In crescita l’industria del “caro estinto”

In occasione delle festività dei Morti, la Camera di Commercio fa il punto dell'aziende "pompe funebri", cresciute del 6,8% negli ultimi 8 anni

Le imprese funebri in Lombardia sono cresciute del 6,8% negli ultimi otto anni. Complessivamente sono 656 le imprese funebri attive in Lombardia nel 2008, il 12 % del totale nazionale: 144 operano nel commercio di articoli funerari e cimiteriali e 512 nelle pompe funebri e attività connesse.
In particolare la provincia più attiva nel settore è Milano con una concentrazione del 36% di imprese funebri sul totale regionale (236 in totale, di cui 38 nel commercio di articoli funerari e 198 di pompe funebri e attività connesse) e una crescita in otto anni del 4,9%. Seguono Brescia con il 16,9% del totale lombardo di imprese funebri (111 attività) e un incremento del 30,6% dal 2000, il più alto in Lombardia, Bergamo con il 9% del totale in Lombardia (59 imprese funebri) e una variazione del +20,4% dal 2000. Un gradino più in basso Varese, con una quota pari all’8,7% del totale regionale di imprese funebri nel 2008 (57 imprese) e Pavia con il 6,7% (44 imprese).

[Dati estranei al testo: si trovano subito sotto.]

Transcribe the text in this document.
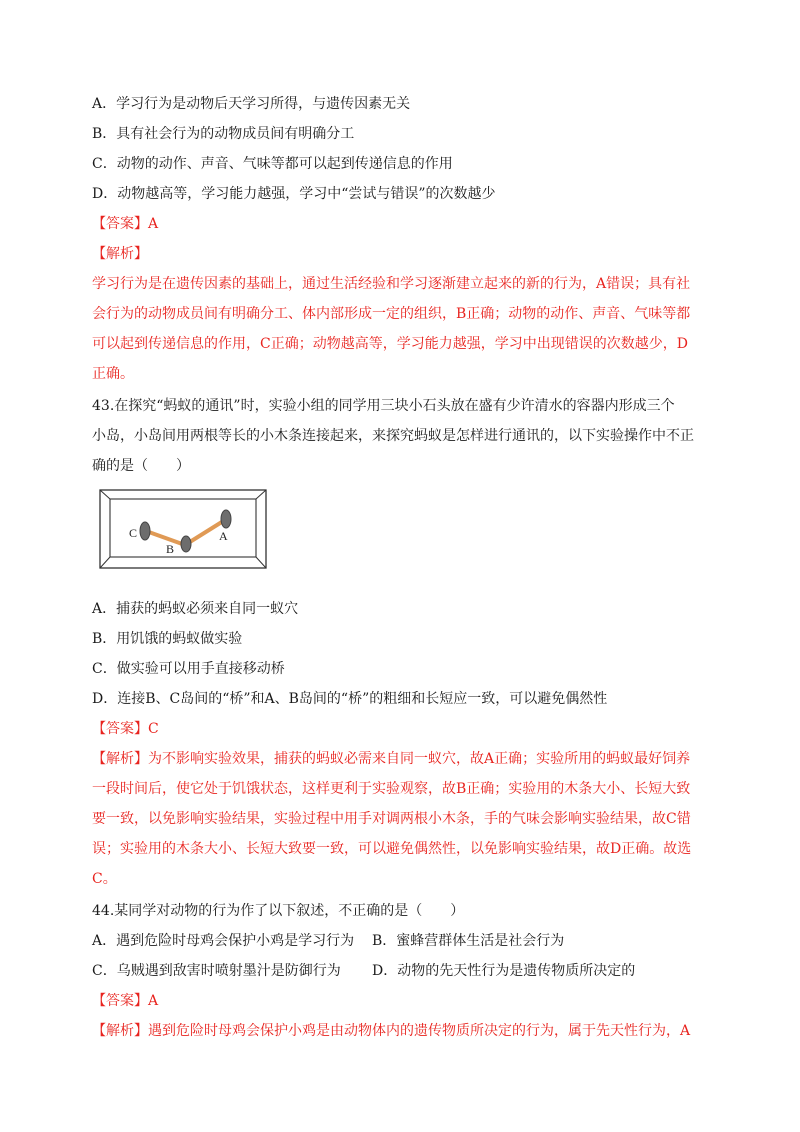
A．学习行为是动物后天学习所得，与遗传因素无关
B．具有社会行为的动物成员间有明确分工
C．动物的动作、声音、气味等都可以起到传递信息的作用
D．动物越高等，学习能力越强，学习中“尝试与错误”的次数越少
【答案】A
【解析】
学习行为是在遗传因素的基础上，通过生活经验和学习逐渐建立起来的新的行为，A错误；具有社
会行为的动物成员间有明确分工、体内部形成一定的组织，B正确；动物的动作、声音、气味等都
可以起到传递信息的作用，C正确；动物越高等，学习能力越强，学习中出现错误的次数越少，D
正确。
43.在探究“蚂蚁的通讯”时，实验小组的同学用三块小石头放在盛有少许清水的容器内形成三个
小岛，小岛间用两根等长的小木条连接起来，来探究蚂蚁是怎样进行通讯的，以下实验操作中不正
确的是（　　）
C
B
A
A．捕获的蚂蚁必须来自同一蚁穴
B．用饥饿的蚂蚁做实验
C．做实验可以用手直接移动桥
D．连接B、C岛间的“桥”和A、B岛间的“桥”的粗细和长短应一致，可以避免偶然性
【答案】C
【解析】为不影响实验效果，捕获的蚂蚁必需来自同一蚁穴，故A正确；实验所用的蚂蚁最好饲养
一段时间后，使它处于饥饿状态，这样更利于实验观察，故B正确；实验用的木条大小、长短大致
要一致，以免影响实验结果，实验过程中用手对调两根小木条，手的气味会影响实验结果，故C错
误；实验用的木条大小、长短大致要一致，可以避免偶然性，以免影响实验结果，故D正确。故选
C。
44.某同学对动物的行为作了以下叙述，不正确的是（　　）
A．遇到危险时母鸡会保护小鸡是学习行为 B．蜜蜂营群体生活是社会行为
C．乌贼遇到敌害时喷射墨汁是防御行为 D．动物的先天性行为是遗传物质所决定的
【答案】A
【解析】遇到危险时母鸡会保护小鸡是由动物体内的遗传物质所决定的行为，属于先天性行为，A
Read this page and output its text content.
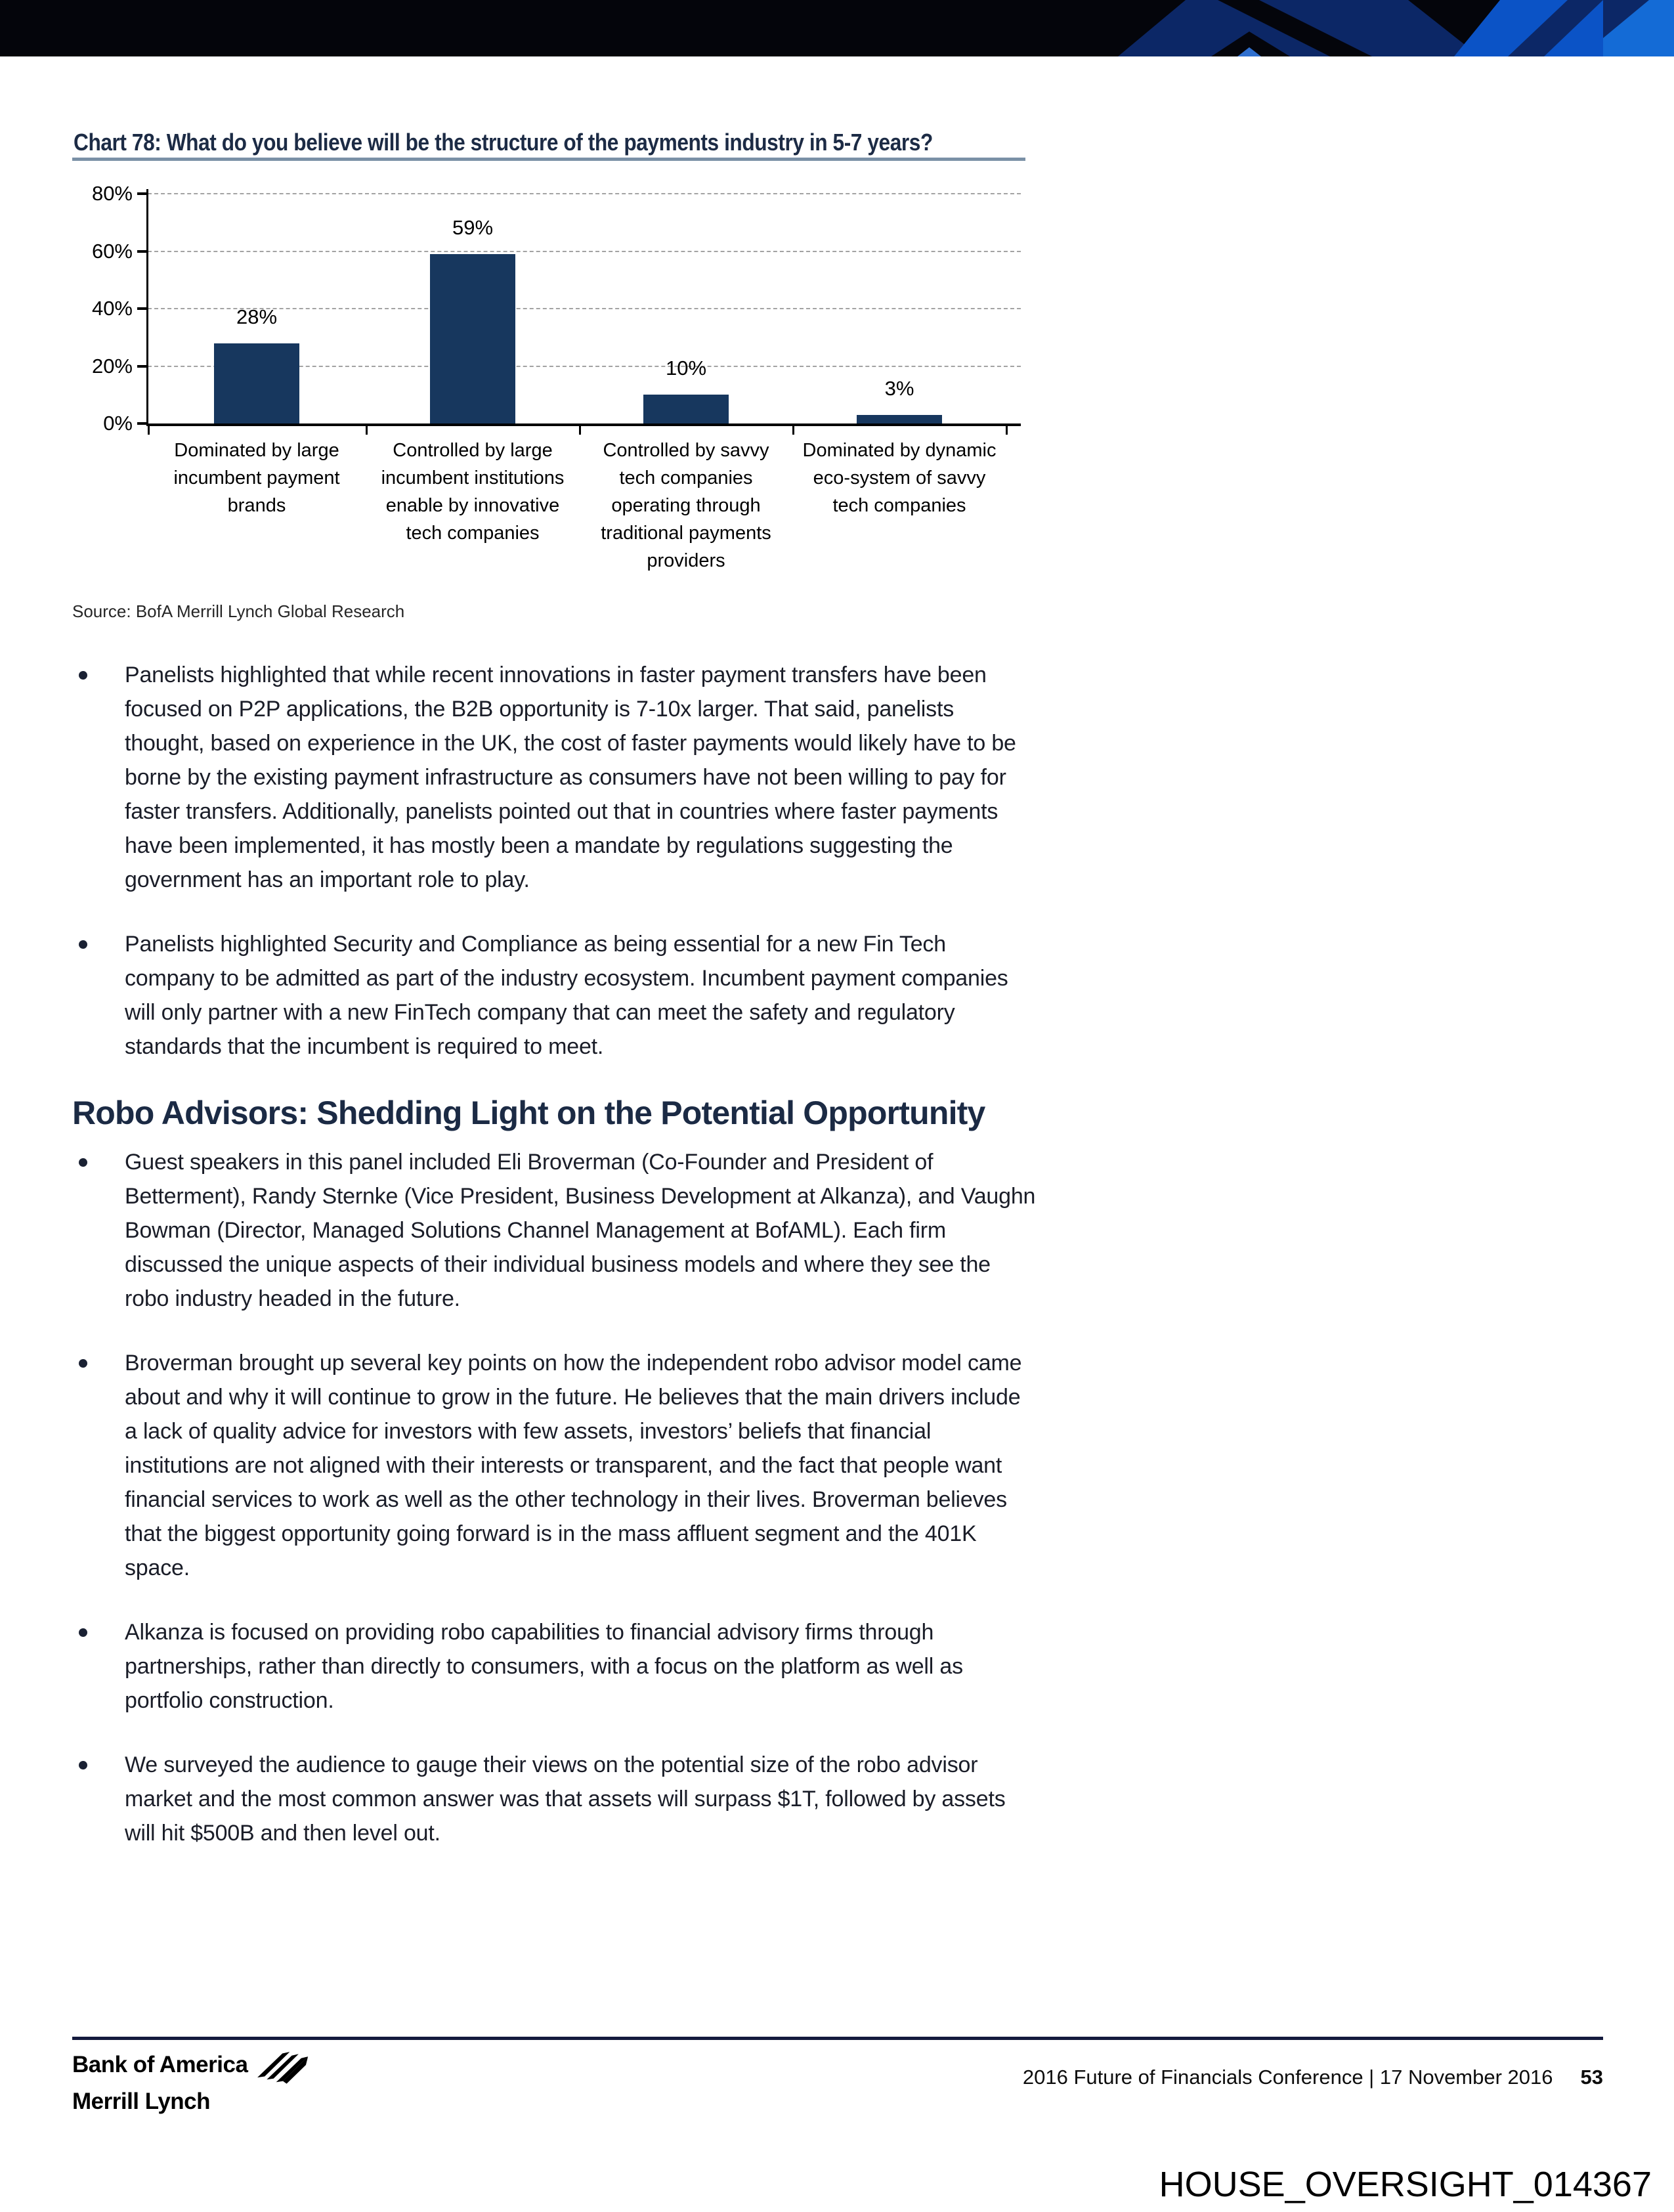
Chart 78: What do you believe will be the structure of the payments industry in 5-7 years?
0%
20%
40%
60%
80%
28%
Dominated by large incumbent payment brands
59%
Controlled by large incumbent institutions enable by innovative tech companies
10%
Controlled by savvy tech companies operating through traditional payments providers
3%
Dominated by dynamic eco-system of savvy tech companies
Source: BofA Merrill Lynch Global Research
Panelists highlighted that while recent innovations in faster payment transfers have been focused on P2P applications, the B2B opportunity is 7-10x larger. That said, panelists thought, based on experience in the UK, the cost of faster payments would likely have to be borne by the existing payment infrastructure as consumers have not been willing to pay for faster transfers. Additionally, panelists pointed out that in countries where faster payments have been implemented, it has mostly been a mandate by regulations suggesting the government has an important role to play.
Panelists highlighted Security and Compliance as being essential for a new Fin Tech company to be admitted as part of the industry ecosystem. Incumbent payment companies will only partner with a new FinTech company that can meet the safety and regulatory standards that the incumbent is required to meet.
Robo Advisors: Shedding Light on the Potential Opportunity
Guest speakers in this panel included Eli Broverman (Co-Founder and President of Betterment), Randy Sternke (Vice President, Business Development at Alkanza), and Vaughn Bowman (Director, Managed Solutions Channel Management at BofAML). Each firm discussed the unique aspects of their individual business models and where they see the robo industry headed in the future.
Broverman brought up several key points on how the independent robo advisor model came about and why it will continue to grow in the future. He believes that the main drivers include a lack of quality advice for investors with few assets, investors’ beliefs that financial institutions are not aligned with their interests or transparent, and the fact that people want financial services to work as well as the other technology in their lives. Broverman believes that the biggest opportunity going forward is in the mass affluent segment and the 401K space.
Alkanza is focused on providing robo capabilities to financial advisory firms through partnerships, rather than directly to consumers, with a focus on the platform as well as portfolio construction.
We surveyed the audience to gauge their views on the potential size of the robo advisor market and the most common answer was that assets will surpass $1T, followed by assets will hit $500B and then level out.
Bank of America
Merrill Lynch
2016 Future of Financials Conference | 17 November 2016 53
HOUSE_OVERSIGHT_014367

Le province con la maggior densità di imprese funebri per numero di abitanti sono Sondrio con circa 1,3 imprese attive ogni 10.000 residenti, Mantova e Brescia (con poco meno di 1 impresa) e Pavia (0,83): queste province superano la media regionale che è pari allo 0,68 e sono seguite da Varese (0,66) e Lodi (0,64); Milano si attesta invece in ottava posizione tra le province lombarde (0,60). Emerge da un’elaborazione della Camera di commercio di Milano sui dati del registro imprese al II trimestre 2008, 2007 e 2000 e su dati Istat al 31 dicembre 2007.
L’andamento quest’anno secondo i fioristi milanesi. Presso i chioschi che operano nelle immediate vicinanze dei cimiteri milanesi – lo rileva l’Associazione dei giardinieri, floricoltori, fiorai e pulitori dei cimiteri di Milano aderente all’Unione del Commercio – il fiore più acquistato resta il crisantemo che costa da 1,50 a 2,50 euro. Il prezzo di un mazzo di crisantemi (5 rami) varia da 3,50 a 4,50 euro. Richieste anche le rose (prezzi da 1,50 a 3 euro) ed altri tipi di fiori come lillium, gerbere e garofani. L’Associazione rileva che quest’anno i fiori sono di una buona qualità media e che non vi sono stati aumenti di prezzo.